Innovative financing for agriculture, food security and nutrition

Reaching the goal to feed a growing world population is threatened by an important lack of investment in agriculture and a decreasing Official Development Assistance (ODA) in agriculture. To tackle this issue, Innovative Financing Mechanisms (IFMs) are being discussed as a means to complement ODA without replacing it to provide reliable and predictable financing for development and specifically for agriculture and food security and nutrition, especially by catalyzing and encouraging new projects.

At its 9th plenary session in Bamako in June 2011, the Leading Group on Innovative financing for Development considered that innovative financing has the potential to contribute to increase funding for agriculture, food security and nutrition. An International Task Force was established.

The Task Force, supported by an Expert Committee, is expected to produce a report by the end of 2012 which will be presented to the 11th plenary session of the Leading Group on innovative financing for Development.

The literature and debate on Innovative Financing Mechanisms has by now become impressive and some of the proposals are listed in the Annotated List for ease of reference.

Questions of the online discussion:

  • What would be innovative sources (public and private) of financing for agriculture, food security and nutrition?
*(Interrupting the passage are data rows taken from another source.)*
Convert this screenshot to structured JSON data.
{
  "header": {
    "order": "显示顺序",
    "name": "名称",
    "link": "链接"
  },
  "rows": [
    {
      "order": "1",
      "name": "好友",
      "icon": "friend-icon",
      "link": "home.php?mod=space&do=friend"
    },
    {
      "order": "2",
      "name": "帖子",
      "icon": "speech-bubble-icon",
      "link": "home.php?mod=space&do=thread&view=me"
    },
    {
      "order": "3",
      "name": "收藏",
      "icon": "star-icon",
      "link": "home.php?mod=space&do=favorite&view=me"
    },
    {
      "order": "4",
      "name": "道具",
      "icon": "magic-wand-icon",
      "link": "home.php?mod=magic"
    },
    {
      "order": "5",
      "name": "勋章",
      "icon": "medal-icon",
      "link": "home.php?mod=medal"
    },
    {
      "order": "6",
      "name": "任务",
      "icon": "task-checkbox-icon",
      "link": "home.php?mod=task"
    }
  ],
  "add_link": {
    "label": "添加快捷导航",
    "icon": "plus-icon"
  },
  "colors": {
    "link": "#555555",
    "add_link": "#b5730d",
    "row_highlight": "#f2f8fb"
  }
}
New taxes are normally suggested, as can be seen in the annex. Without excluding them, we would like to explore other options.
  • What would be innovative uses of funding generated by mechanisms of innovative financing ? What should be their core target(s)?
  • What could be new and suitable innovative financing tools for leveraging private investments for agriculture, food security and nutrition? And what could be their advantages/drawbacks?
  • How could these identified tools or mechanisms be used for innovative areas of agriculture, food security and nutrition (e.g. climate smart agricultural practices, research, migration)?
  • Which actors/stakeholders – at the various levels – would be relevant to mobilise and implement such instruments? What would be their roles and interactions with each other?

Related links and resources:

Contribution of PAEPARD:

Several contributions from the participants such as Dimitra Zervaki, José Luis Viveroor PAEPARD have a research related component and indicate that in any case mechanisms have to be revolving and sustainable.

In this connection, one of the areas indicated in the annex refers precisely to this issue. The superiority of public spending on R&D has emerged from several studies as compared to spending in other activities related to agriculture (irrigation, extension, fertilizer subsidies). It is a country specific effort, but countries have in common higher internal rate of return of investment in research as compared to other agricultural investments.

The example of the Platform for African – European Partnership in Agricultural Research for Development proposed by PAEPARD, to involve a diversity of stakeholders (research, public, private partners, all from North and South) is very interesting in terms of R&D.